I'm so close to finding a nice setup with Docker Compose and ECS, but there is one small thing remaining.
The scenario goes like this:
- Update app (Django) source code and deploy to ECS using Docker Compose and Docker Context.
- ECS registers a new task for the app and starts it along with the old one.
- Problem: Nginx does health checks on the old container and when that is deregistered, nginx starts throwing 502 errors and restarts the task, leading to downtime and unavailability.
- Nginx starts up again and does health checks on the new container, app working again, but with undesired downtime as mentioned.
Is there some config I need to do here? Am I missing something?
docker-compose.yml for reference:
services:
web:
image: # Image from ECR, built from GH-action.
command: gunicorn core.wsgi:application --bind 0.0.0.0:8000
environment:
# ...
volumes:
# ...
deploy:
replicas: 1
nginx:
image: # Image from ECR, kept static
ports:
- "80:80"
volumes:
# ...
depends_on:
- web
deploy:
replicas: 1
CodePudding user response:
So it turns out this was quite the challenge. The bottom line is that an ECS task cannot be updated while it's running.

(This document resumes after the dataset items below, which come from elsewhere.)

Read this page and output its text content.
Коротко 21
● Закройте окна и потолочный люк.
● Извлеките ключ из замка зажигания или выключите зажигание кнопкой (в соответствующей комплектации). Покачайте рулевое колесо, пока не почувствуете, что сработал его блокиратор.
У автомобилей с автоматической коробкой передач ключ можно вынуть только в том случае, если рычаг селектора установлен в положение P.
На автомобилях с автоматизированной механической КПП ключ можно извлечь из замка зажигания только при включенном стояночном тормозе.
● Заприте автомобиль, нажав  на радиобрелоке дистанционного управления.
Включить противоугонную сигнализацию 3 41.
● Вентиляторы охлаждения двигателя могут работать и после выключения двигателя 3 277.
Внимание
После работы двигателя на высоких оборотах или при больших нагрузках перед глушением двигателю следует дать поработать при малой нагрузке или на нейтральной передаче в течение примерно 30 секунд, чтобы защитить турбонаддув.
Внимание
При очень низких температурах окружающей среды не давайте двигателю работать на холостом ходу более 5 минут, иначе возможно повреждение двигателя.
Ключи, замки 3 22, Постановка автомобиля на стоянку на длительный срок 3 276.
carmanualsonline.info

So we need to restart the task or use the execute-command
to manually update it.
I tried the jwilder/nginx-proxy
approach, but this was not possible with Fargate because of the way volume mounting works with that launch type.
I ended up using the sidecar pattern for my nginx container, however, there is currently no solution available for sidecars with the Compose-CLI (see https://github.com/docker/compose-cli/issues/1566), so I had to use the x-aws-cloudformation
overlay in a slightly messy way.
So first we just remove the nginx service:
version: "3.9"
services:
web:
image: # django-app
command: gunicorn core.wsgi:application --bind 0.0.0.0:8000
environment:
# ...
volumes:
# ...
ports:
- "80:80" # Move ports into this service so we get the ALB
deploy:
replicas: 1
Run convert command to get the generated CloudFormation template:
docker compose covert > cfn.yml
Then add the x-aws-cloudformation
overlay:
x-aws-cloudformation:
Resources:
WebTaskDefinition:
Properties:
ContainerDefinitions:
# Generated container definitions, copy/paste from cfn.yml
# Only change ContainerPort for web:
- # ...Web_ResolvConf_InitContainer
- # ...Web-container
PortMappings:
- ContainerPort: 8000
# The nginx sidecar:
- DependsOn:
- Condition: SUCCESS
ContainerName: Web_ResolvConf_InitContainer
- Condition: START
ContainerName: web
Essential: true
Image: # nginx
LogConfiguration:
# ...
MountPoints:
# ...
Name: nginx
PortMappings:
- ContainerPort: 80
# We also need to tell the load-balancer to reference the nginx container
WebService:
Properties:
LoadBalancers:
- ContainerName: nginx
ContainerPort: 80
TargetGroupArn:
Ref: WebTCP80TargetGroup
Finally, we need to change the nginx config a bit
# BEFORE
upstream app_server {
server web:8000 fail_timeout=0;
}
# AFTER
upstream app_server {
server 0.0.0.0:8000 fail_timeout=0;
}
Not pretty, but it works. Rolling updates will now have zero downtime as expected. Hopefully, this pattern will be improved with the evolution of the Compose-CLI!